Justin: It is pretty awesome. We do, and as an industry we do tend to spend a lot of time and complexity on the boundaries between services. So the, you know, having worked on the mobile app for a while, I'm sure you felt this ~~like. Yeah, ~~very strongly is that, you know, thinking about how you interface with your a p i and how you change your a p i and, and those interactions, especially with mobile like versioning and, and stuff like that, becomes a, a really, really, uh, [00:52:00] heavy, uh, complexity.
So this is, this is just like a really interesting and refreshing sort of approach. Um, we've seen a lot of, like a lot more backend for front ends that are trying to make the a p I layer more and more seamless. Um, so I don't know. This is just a really interesting perspective there of like how both a sync engine can benefit you and giving you all these more features, but also just making the integration to the UI a lot more seamless.
Tuomas: Yeah, I, I totally agree. Um, that was one of the, the, the learnings here. Um, it's not, you know, it's, it started with performance, but then it become, became sort of this, the, the secret sauce of, of, of the company to be able to ship that quickly, because you don't have to do all these, all these things.
[00:52:44] Tooltips
Andrew: Awesome. Uh, with that, let's move on to tool tips.
And that wraps it up for this week's Tool Tips. Uh, thanks for coming onto tuomas. This was a really interesting deep dive into how Linear Sync works and, uh, I, I, myself, am inspired by it.
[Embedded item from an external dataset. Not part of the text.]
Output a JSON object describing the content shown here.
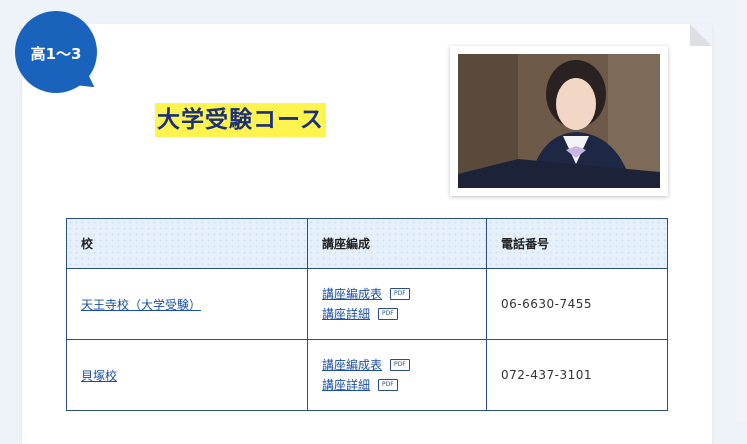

Tuomas: Thanks so much [00:53:00] for, for having me, Justin, Andrew. Um, it was, it was awesome sharing a bit of this stuff and, and hopefully like, you know, uh, people should really get interested in, in sync and, you know, get inspired, um, and, uh, start building their own sync engines or use some existing tools. Um, just use sync.
It's, it's so much easier to build, like if you have the, the correct. Um, You know, if you're building the right application, um, that lends itself for, for sync, um, you'll, you'll, you know, you won't regret putting it on sync.
Justin: Yeah, so also to hear about it and, and this just reinforces to me the, the sort of care and technical excellence that goes behind building linear, it definitely shows within the product. So it's, it's so cool to hear about.